Pierre Lieutaud - Le nouveau  royaume de Naples

 

La mafia s’est installée au cœur de Naples. Elle règne sans partage… Une conférence fictive, par Pierre Lieutaud.

 

Le nouveau royaume de Naples

 

Conférence donnée le 20 avril 2009 dans le grand amphithéâtre de la Sorbonne

par le professeur Ottavio Maïsetti, de l’université de Rome.

 

Mesdames, messieurs, si la démocratie et les républiques ont effacé la plupart des royaumes de la terre, d’autres naissent encore aujourd’hui sans que nous le sachions. D’autres, à la tête desquels vous ne trouverez aucun monarque, aucune noblesse, cour, armoiries, toutes choses indissociables habituellement de la réalité d’un royaume… 

Je vais vous parler aujourd’hui de l’un de ces nouveaux royaumes, bâti sur les civilisations disparues et les ruines d’un royaume passé dont il a repris le nom... Je vous parlerai aussi d’orthographe, de religions, de papauté, de barbares, anciens ou nouveaux, de l’Empereur Napoléon, toutes choses inextricablement liées et dont les influences qu’elles exercèrent en ce lieu ont fait de ce royaume aux allures d’opérette, ce qu’il est devenu aujourd’hui : une catastrophe au cœur de l’Europe.

Le royaume de Naples est son nom, le nom que l’on donne à une organisation qui a perdu son côté occulte et incertain pour devenir une puissance qui compte, régnant sur les terres et les gens de l’Italie du sud. Et ceux qui qualifient de royaume ce pouvoir en se référant à l’ancien Royaume de Naples, devraient réfléchir plus avant à sa réalité et à l’exemple qu’il donne dans un monde sans repères où déjà d’autres pouvoirs absolus installent leur barbarie.

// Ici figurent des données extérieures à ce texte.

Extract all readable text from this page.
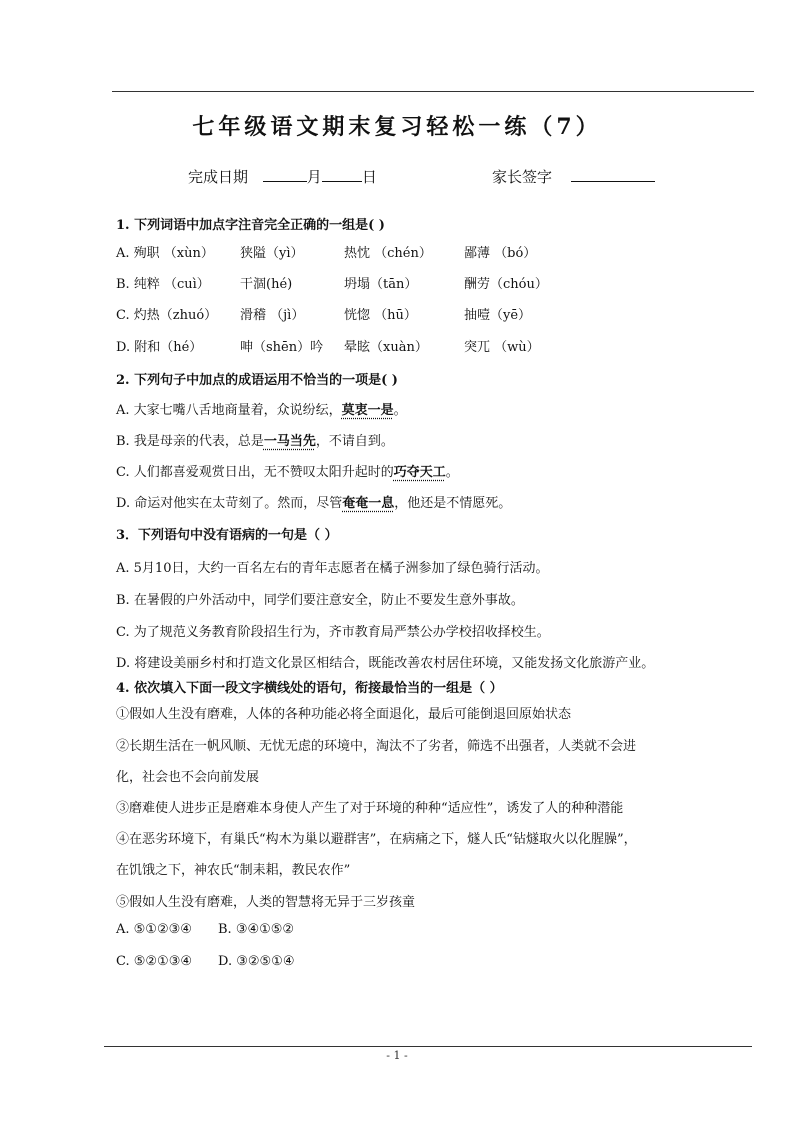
七年级语文期末复习轻松一练（7）
完成日期	月	日	家长签字
1. 下列词语中加点字注音完全正确的一组是( )
A. 殉职 （xùn） 狭隘（yì）	热忱 （chén） 鄙薄 （bó）
B. 纯粹 （cuì） 干涸(hé)	坍塌（tān）	酬劳（chóu）
C. 灼热（zhuó） 滑稽 （jì）	恍惚 （hū）	抽噎（yē）
D. 附和（hé）	呻（shēn）吟 晕眩（xuàn）	突兀 （wù）
2. 下列句子中加点的成语运用不恰当的一项是( )
A. 大家七嘴八舌地商量着，众说纷纭，莫衷一是。
B. 我是母亲的代表，总是一马当先，不请自到。
C. 人们都喜爱观赏日出，无不赞叹太阳升起时的巧夺天工。
D. 命运对他实在太苛刻了。然而，尽管奄奄一息，他还是不情愿死。
3．下列语句中没有语病的一句是（ ）
A. 5月10日，大约一百名左右的青年志愿者在橘子洲参加了绿色骑行活动。
B. 在暑假的户外活动中，同学们要注意安全，防止不要发生意外事故。
C. 为了规范义务教育阶段招生行为，齐市教育局严禁公办学校招收择校生。
D. 将建设美丽乡村和打造文化景区相结合，既能改善农村居住环境，又能发扬文化旅游产业。
4. 依次填入下面一段文字横线处的语句，衔接最恰当的一组是（ ）
①假如人生没有磨难，人体的各种功能必将全面退化，最后可能倒退回原始状态
②长期生活在一帆风顺、无忧无虑的环境中，淘汰不了劣者，筛选不出强者，人类就不会进
化，社会也不会向前发展
③磨难使人进步正是磨难本身使人产生了对于环境的种种“适应性”，诱发了人的种种潜能
④在恶劣环境下，有巢氏“构木为巢以避群害”，在病痛之下，燧人氏“钻燧取火以化腥臊”，
在饥饿之下，神农氏“制耒耜，教民农作”
⑤假如人生没有磨难，人类的智慧将无异于三岁孩童
A. ⑤①②③④ B. ③④①⑤②
C. ⑤②①③④ D. ③②⑤①④
- 1 -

Le premier royaume de Naples, l’ancien, le véritable, a pris racine dans un pays occupé au fil du temps par les Phéniciens, les Grecs, les Carthaginois, les Romains, les Francs, les Arabes, les Espagnols d’Aragon ou d’ailleurs, les Français, les Allemands. Un pays que la Renaissance elle-même a parcouru, mais où toutes dominations qui se sont succédé ont laissé au bord du chemin des nuées de pauvres hères, paysans inféodés aux grands propriétaires de ce sud, possesseurs de toutes les terres, arables ou non. Mais ainsi va le monde, par secousses et surprises incessantes et nous n’y pouvons rien. 

Les Arabes y furent présents aussi dans le cadre du méli-mélo incessant qui agita la Méditerranée et dont la chrétienté s’empara, régnant sans partage après leur départ, sur les âmes, le long des rivages du nord, et sur les hommes, le long des rivages du sud (ces deux attitudes définissant l’évangélisation, qui est la colonisation des esprits, et l’esclavage qui est la colonisation des corps), repoussant les dynasties arabes d’Espagne et de cette botte italienne dont le destin est l’objet de mon propos. 

Les Arabes s’en allèrent, traversant simplement le bras de mer, laissant sur le terrain des dentelles de pierre, des systèmes d’irrigation et dans les esprits des chants mélodieux, la nostalgie d’une douceur de vivre et d’une grande tolérance, mâtinée il est vrai d’une cruauté inhérente à tous les empires et les pouvoirs venus d’ailleurs. Tout cela, la nature ayant peur du vide ou d’un trop plein d’imaginaire, fut aussitôt remplacé par la dictature des suppôts de Dieu (croisés, templiers, inquisiteurs avec leurs bûchers, moines, curés, évêques aux mitres enchâssées de diamant, aux crosses fleuries et aux bagues scintillantes), remplacé aussi par la mièvrerie des troubadours, équilibre voulu entre la rigueur de l’Inquisition et la douceur des madrigaux afin que la population puisse croire qu’existait vraiment la liberté qu’avait apportée dans ses bagages la religion nouvelle. 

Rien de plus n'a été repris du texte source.